GPU parallel version of code slower?

I’ve got some code that I believe I’ve written correctly, but it’s running slower than the CPU version. I know that some tasks are ill suited for GPUs, but I can’t figure out if this is one of those or if I’ve made a mistake somewhere or am missing something. I’ve included the code below. I apologise if this answer is obvious, I just can’t seem to find where the problem lies.

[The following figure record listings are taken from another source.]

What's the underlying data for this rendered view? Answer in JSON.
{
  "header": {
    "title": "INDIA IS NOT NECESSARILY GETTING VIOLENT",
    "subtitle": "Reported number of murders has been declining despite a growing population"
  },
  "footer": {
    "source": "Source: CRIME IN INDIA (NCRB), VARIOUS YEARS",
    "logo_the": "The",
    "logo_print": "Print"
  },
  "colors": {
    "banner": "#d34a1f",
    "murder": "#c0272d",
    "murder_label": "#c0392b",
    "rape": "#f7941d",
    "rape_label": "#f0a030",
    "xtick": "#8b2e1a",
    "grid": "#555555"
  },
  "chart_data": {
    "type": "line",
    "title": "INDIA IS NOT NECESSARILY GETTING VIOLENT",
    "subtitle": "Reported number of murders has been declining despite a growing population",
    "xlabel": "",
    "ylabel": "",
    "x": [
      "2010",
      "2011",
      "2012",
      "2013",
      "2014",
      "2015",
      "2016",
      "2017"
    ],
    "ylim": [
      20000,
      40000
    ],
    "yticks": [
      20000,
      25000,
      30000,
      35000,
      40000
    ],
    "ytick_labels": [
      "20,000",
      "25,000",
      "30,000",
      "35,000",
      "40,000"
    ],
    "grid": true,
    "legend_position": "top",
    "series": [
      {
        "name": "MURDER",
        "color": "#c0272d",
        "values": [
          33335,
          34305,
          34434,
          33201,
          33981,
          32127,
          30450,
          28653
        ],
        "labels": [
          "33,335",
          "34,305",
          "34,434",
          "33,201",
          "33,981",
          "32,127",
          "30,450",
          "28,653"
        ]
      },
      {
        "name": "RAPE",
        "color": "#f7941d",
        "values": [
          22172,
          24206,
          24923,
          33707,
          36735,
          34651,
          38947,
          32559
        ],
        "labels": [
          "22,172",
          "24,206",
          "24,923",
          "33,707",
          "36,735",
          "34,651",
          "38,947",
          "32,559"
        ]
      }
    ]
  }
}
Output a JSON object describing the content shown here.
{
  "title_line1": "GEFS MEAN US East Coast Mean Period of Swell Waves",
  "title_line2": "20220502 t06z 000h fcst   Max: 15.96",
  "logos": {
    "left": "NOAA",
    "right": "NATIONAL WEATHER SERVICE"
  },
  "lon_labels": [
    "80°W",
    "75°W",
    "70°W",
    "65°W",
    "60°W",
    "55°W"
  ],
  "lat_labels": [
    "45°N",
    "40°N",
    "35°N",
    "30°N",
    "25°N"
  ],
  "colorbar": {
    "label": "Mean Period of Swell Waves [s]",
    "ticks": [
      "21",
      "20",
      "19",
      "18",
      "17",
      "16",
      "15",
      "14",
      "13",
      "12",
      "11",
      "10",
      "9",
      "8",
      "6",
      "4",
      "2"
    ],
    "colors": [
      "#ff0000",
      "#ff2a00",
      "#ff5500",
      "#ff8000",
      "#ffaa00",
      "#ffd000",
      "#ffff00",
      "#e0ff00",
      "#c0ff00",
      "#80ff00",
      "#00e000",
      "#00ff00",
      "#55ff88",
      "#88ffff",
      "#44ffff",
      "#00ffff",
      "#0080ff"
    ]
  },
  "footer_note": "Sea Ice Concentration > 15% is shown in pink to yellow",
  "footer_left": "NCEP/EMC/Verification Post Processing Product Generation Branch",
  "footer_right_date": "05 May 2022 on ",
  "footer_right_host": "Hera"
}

This is the CPU version I’ve got:

subroutine branchingCPUtest(x,b,c,d)
implicit none
integer :: i,n
real*8 :: x(:), b(:), c(:), d(:)
n = size(x)
do i = 1, n
call branchedCPUloop(x(i),b(i),c(i),d(i))
end subroutine branchingCPUtest

subroutine branchedCPUloop(x,b,c,d)
implicit none
integer :: i
real*8 :: n, x,b,c,d
do i = 1, 50
n = x * b * c *d * i
!print *, n
end subroutine branchedCPUloop

This is the GPU version

attributes (global) subroutine branchingGlobalCall(x,b,c,d)
implicit none
integer :: i,n,var
real*8 :: x(:),b(:),c(:),d(:)
n = size(x)
i = blockDim%x * (blockIdx%x - 1) + threadIdx%x
var = blockIdx%x
!print *, var
call branchingDeviceCalls(x(var),b(var),c(var),d(var))
end subroutine branchingGlobalCall

attributes(device) subroutine branchingDeviceCalls(x,b,c,d)
implicit none
integer :: i,lowerThreadBound,upperThreadBound,blockNum, blockSize
real*8 :: x,n,b,c,d
blockNum = blockIdx%x
blockSize = blockDim%x
i = blockDim%x * (blockIdx%x - 1) + threadIdx%x
!32 because we chose 32 for thread size but we need a better way to handle this. Probably GridDim and BlockDim
lowerThreadBound = 1-blockSize +(blockSize *blockNum)
upperThreadBound = lowerThreadBound + 64 -1
!print *, “Running on block”, blockNum
!print *, “Using variable”, x
!print *, “block”, blockNum, “has bounds”, lowerThreadBound,UpperThreadBound
if ((i >= lowerThreadBound).and.(i <= upperThreadBound).and.(threadIdx%x <= 50)) then
!print *, threadIdx%x
n = x * b * c *d * threadIdx%x

end subroutine branchingDeviceCalls

And here is the initialization of both. The arrays are filled with random real numbers for this example. The loop size is 50 for this example but this is arbitrary and so is the size of the array.

real8 :: deviceArray(20), deviceArrayB(20), deviceArrayC(20), deviceArrayD(20)
real8, device :: deviceArray_d(20), deviceArray_dB(20), deviceArray_dC(20),

call CPU_TIME(start)
deviceArray_d = deviceArray
deviceArray_dB = deviceArrayB
deviceArray_dC = deviceArrayC
deviceArray_dD = deviceArrayD
! GridDim,BlockDim
call branchingGlobalCall<<<20,64>>>(deviceArray_d,deviceArray_dB,deviceArray_dC,deviceArray_dD)
call CPU_TIME(finish)
print * , "GPU test took ", finish-start

call CPU_TIME(start)
call branchingCPUtest(deviceArray,deviceArrayB,deviceArrayC,deviceArrayD)
call CPU_TIME(finish)
print * , "CPU test took ", finish-start

Am I doing something wrong that causes the GPU version to be consistently slower?

Bumping with some new information. This version does run faster for much larger array sizes or more loops within the device call , but I’m still not sure whether or not the speed issue is one of size not being big enough to benefit from being on a gpu or something I did wrong within the code itself.